Many writers, including myself, have said they would make a great couple -- Republicans and Daniels, that is. Some flaws were mentioned: looks, unproven in the money race, his spat with social conservatives. Columnist Ross Douthat was an early matchmaker. Andrew Ferguson's smart profile laid out the good guy's case. The more silly flirtations, the more this suitable man stood out. David Brooks headlined his column: "Run Mitch, Run." GOP strategist Mark Salter agreed. He might be exactly what you need at this point in your life, the chorus sings.
Yet like many middle-aged men, Daniels carries baggage. I'm not talking about his divorce and subsequent rapprochement with his wife. As George W. Bush's budget director, Daniels low-balled the Iraq war bill at $50 billion to $60 billion. George Packer reported that officials in the U.S. provisional government in Iraq "faulted the OMB man back in Washington for nickel-and-diming their every request for money."

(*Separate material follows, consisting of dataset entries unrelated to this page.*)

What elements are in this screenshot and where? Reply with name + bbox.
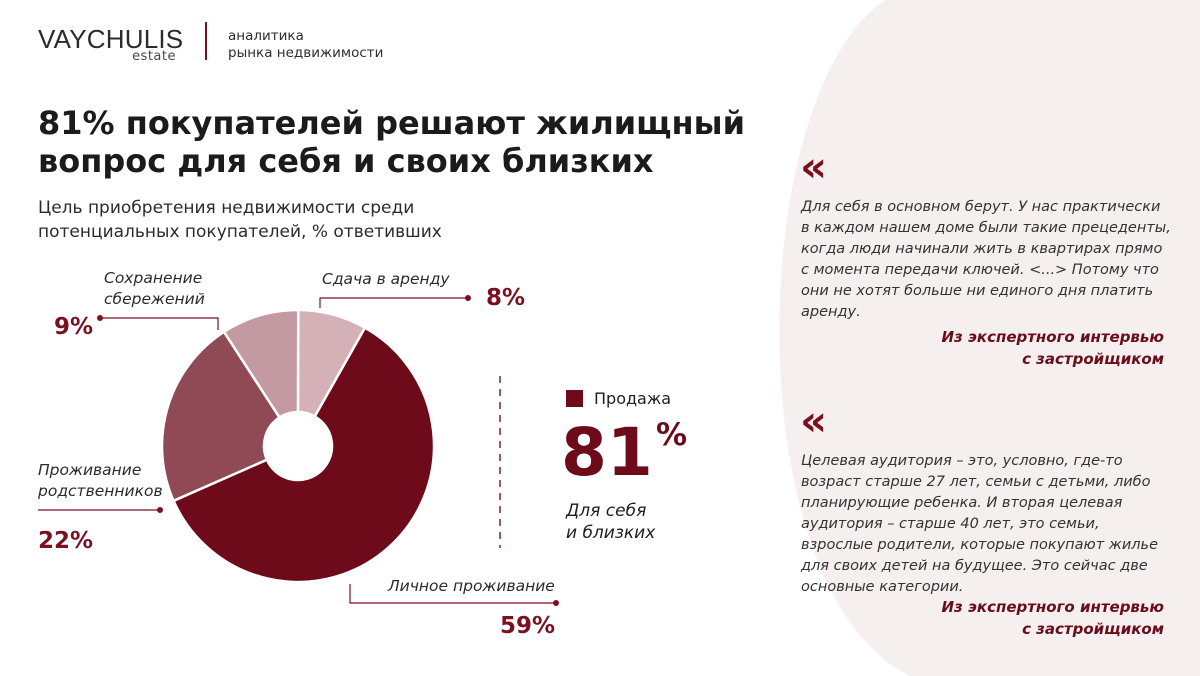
quote-1-text: Для себя в основном берут. У нас практич… bbox=[801, 199, 1171, 320]
leader-line-personal bbox=[349, 584, 556, 604]
tagline-line-2: рынка недвижимости bbox=[228, 45, 384, 61]
label-personal-text: Личное проживание bbox=[388, 577, 555, 595]
label-relatives: Проживание родственников bbox=[38, 460, 163, 502]
tagline: аналитика рынка недвижимости bbox=[228, 28, 383, 62]
leader-line-savings bbox=[100, 317, 219, 330]
pct-personal: 59% bbox=[500, 613, 556, 639]
page-title: 81% покупателей решают жилищный вопрос д… bbox=[38, 104, 745, 180]
tagline-line-1: аналитика bbox=[228, 28, 304, 44]
label-personal: Личное проживание bbox=[388, 576, 555, 597]
page-title-line-1: 81% покупателей решают жилищный bbox=[38, 104, 746, 142]
slice-rent bbox=[296, 308, 367, 419]
chart-subtitle: Цель приобретения недвижимости среди пот… bbox=[38, 196, 442, 244]
quote-2-source-line-1: Из экспертного интервью bbox=[941, 598, 1165, 616]
sale-caption-line-2: и близких bbox=[566, 523, 656, 543]
legend-swatch-sale bbox=[566, 390, 583, 407]
label-rent-text: Сдача в аренду bbox=[322, 270, 450, 288]
label-relatives-line-1: Проживание bbox=[38, 461, 142, 479]
pct-savings: 9% bbox=[54, 314, 94, 340]
header-divider bbox=[205, 22, 207, 60]
chart-subtitle-line-1: Цель приобретения недвижимости среди bbox=[38, 198, 415, 218]
quote-2-source: Из экспертного интервью с застройщиком bbox=[942, 596, 1165, 640]
label-relatives-line-2: родственников bbox=[38, 482, 163, 500]
label-savings-line-2: сбережений bbox=[104, 290, 205, 308]
quote-mark-icon: « bbox=[800, 142, 828, 191]
leader-dot-rent bbox=[465, 295, 471, 301]
sale-caption-line-1: Для себя bbox=[566, 501, 647, 521]
chart-subtitle-line-2: потенциальных покупателей, % ответивших bbox=[38, 222, 442, 242]
donut-slices bbox=[160, 308, 436, 584]
leader-lines bbox=[38, 295, 559, 606]
leader-dot-personal bbox=[553, 600, 559, 606]
quote-1-source-line-2: с застройщиком bbox=[1022, 350, 1164, 368]
label-savings-line-1: Сохранение bbox=[104, 269, 203, 287]
quote-1-source: Из экспертного интервью с застройщиком bbox=[942, 326, 1165, 370]
quote-2-source-line-2: с застройщиком bbox=[1022, 620, 1164, 638]
quote-mark-icon: « bbox=[800, 396, 828, 445]
leader-dot-relatives bbox=[157, 507, 163, 513]
pct-relatives: 22% bbox=[38, 528, 94, 554]
legend-label-sale: Продажа bbox=[594, 389, 672, 408]
label-rent: Сдача в аренду bbox=[322, 269, 450, 290]
label-savings: Сохранение сбережений bbox=[104, 268, 205, 310]
logo-wordmark: VAYCHULIS bbox=[38, 24, 184, 54]
leader-dot-savings bbox=[97, 315, 103, 321]
quote-1-source-line-1: Из экспертного интервью bbox=[941, 328, 1165, 346]
page-title-line-2: вопрос для себя и своих близких bbox=[38, 142, 654, 180]
slice-personal bbox=[171, 325, 436, 584]
sale-big-number: 81 bbox=[561, 414, 653, 491]
logo-subtitle: estate bbox=[132, 49, 176, 64]
quote-2-text: Целевая аудитория – это, условно, где-то… bbox=[801, 453, 1159, 595]
sale-big-percent: % bbox=[656, 417, 688, 453]
leader-line-rent bbox=[319, 297, 468, 308]
sale-caption: Для себя и близких bbox=[566, 500, 655, 544]
pct-rent: 8% bbox=[486, 285, 526, 311]
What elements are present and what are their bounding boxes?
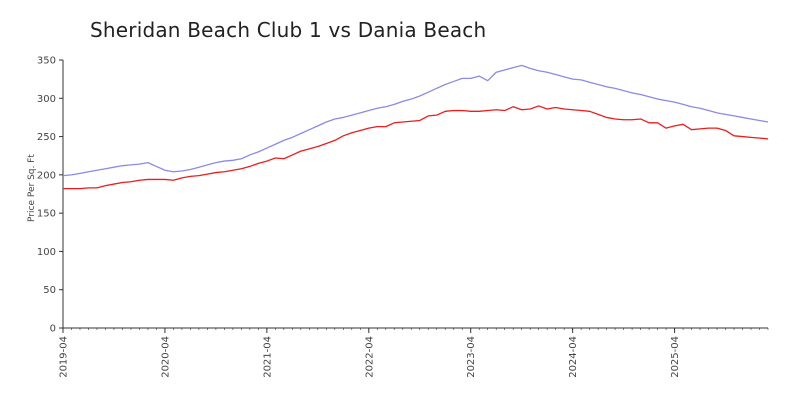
y-tick-label: 200 bbox=[37, 170, 56, 181]
series-line-1 bbox=[62, 64, 769, 177]
y-tick-label: 50 bbox=[43, 285, 56, 296]
y-tick-label: 100 bbox=[37, 247, 56, 258]
chart-title: Sheridan Beach Club 1 vs Dania Beach bbox=[90, 18, 487, 42]
y-tick-label: 250 bbox=[37, 132, 56, 143]
x-tick-label: 2019-04 bbox=[59, 336, 70, 378]
x-tick-label: 2025-04 bbox=[670, 336, 681, 378]
x-axis: 2019-04 2020-04 2021-04 2022-04 2023-04 2024-… bbox=[59, 327, 769, 378]
series-line-2 bbox=[63, 105, 769, 190]
x-tick-label: 2024-04 bbox=[568, 336, 579, 378]
y-axis-label: Price Per Sq. Ft bbox=[27, 154, 37, 222]
x-tick-label: 2022-04 bbox=[364, 336, 375, 378]
x-tick-label: 2023-04 bbox=[466, 336, 477, 378]
x-tick-label: 2021-04 bbox=[262, 336, 273, 378]
series-lines bbox=[62, 64, 769, 190]
y-tick-label: 300 bbox=[37, 94, 56, 105]
y-axis: 0 50 100 150 200 250 300 350 bbox=[37, 56, 64, 335]
y-tick-label: 150 bbox=[37, 209, 56, 220]
y-tick-label: 350 bbox=[37, 56, 56, 67]
x-tick-label: 2020-04 bbox=[160, 336, 171, 378]
y-tick-label: 0 bbox=[50, 324, 56, 335]
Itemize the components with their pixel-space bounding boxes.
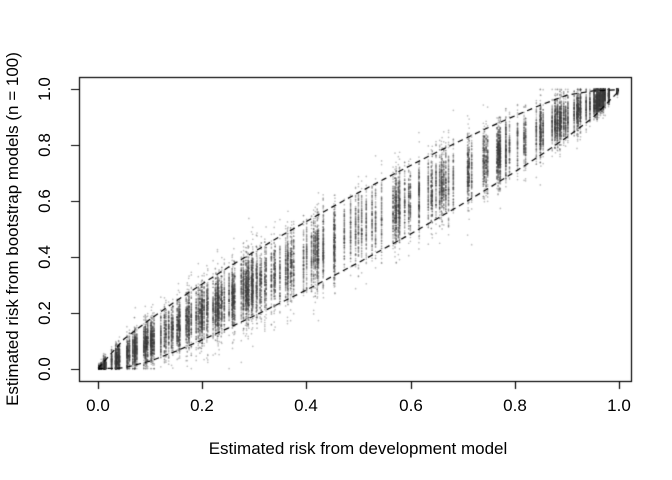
- x-tick-label: 0.8: [503, 396, 527, 415]
- y-axis-title: Estimated risk from bootstrap models (n …: [3, 52, 22, 406]
- y-tick-label: 0.0: [35, 357, 54, 381]
- x-tick-label: 0.2: [190, 396, 214, 415]
- x-axis-title: Estimated risk from development model: [208, 439, 508, 458]
- x-tick-label: 0.0: [86, 396, 110, 415]
- y-tick-label: 1.0: [35, 77, 54, 101]
- x-tick-label: 1.0: [607, 396, 631, 415]
- x-tick-label: 0.6: [399, 396, 423, 415]
- x-tick-label: 0.4: [294, 396, 318, 415]
- y-tick-label: 0.8: [35, 133, 54, 157]
- y-tick-label: 0.4: [35, 245, 54, 269]
- y-tick-label: 0.2: [35, 301, 54, 325]
- y-tick-label: 0.6: [35, 189, 54, 213]
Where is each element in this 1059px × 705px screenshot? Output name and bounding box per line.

There was a budget surplus of $236 billion when Daniels began with Bush. There was a $400 billion deficit when Daniels left. Fox's Chris Wallace asked him: "Do you think it was wise -- at a time when we were fighting two wars -- to have two tax cuts and launch a huge new entitlement?"
Daniels said the terrorist attacks changed the calculus. He added, "Don't look at 2 1/2 years when I was in the supporting cast." He urges us to look at his leadership in Indiana instead. The competition will hardly oblige.
That's when high expectations are tested. We have, after all, seen hot prospects flop before. Sometimes, as she gets to know him, the electorate loses interest. She did with John Glenn and Wes Clark. They're occasionally seen as insufficiently committed. Ted Kennedy initially balked. Fred Thompson never cared enough. Some candidates are unable to escape their complicated pasts. These deal-breakers caught up to Kennedy (Chappaquiddick) and Rudy Giuliani (his liberal side). Many a romance cannot survive such drama. And in time, the electorate could wonder what she ever saw in him.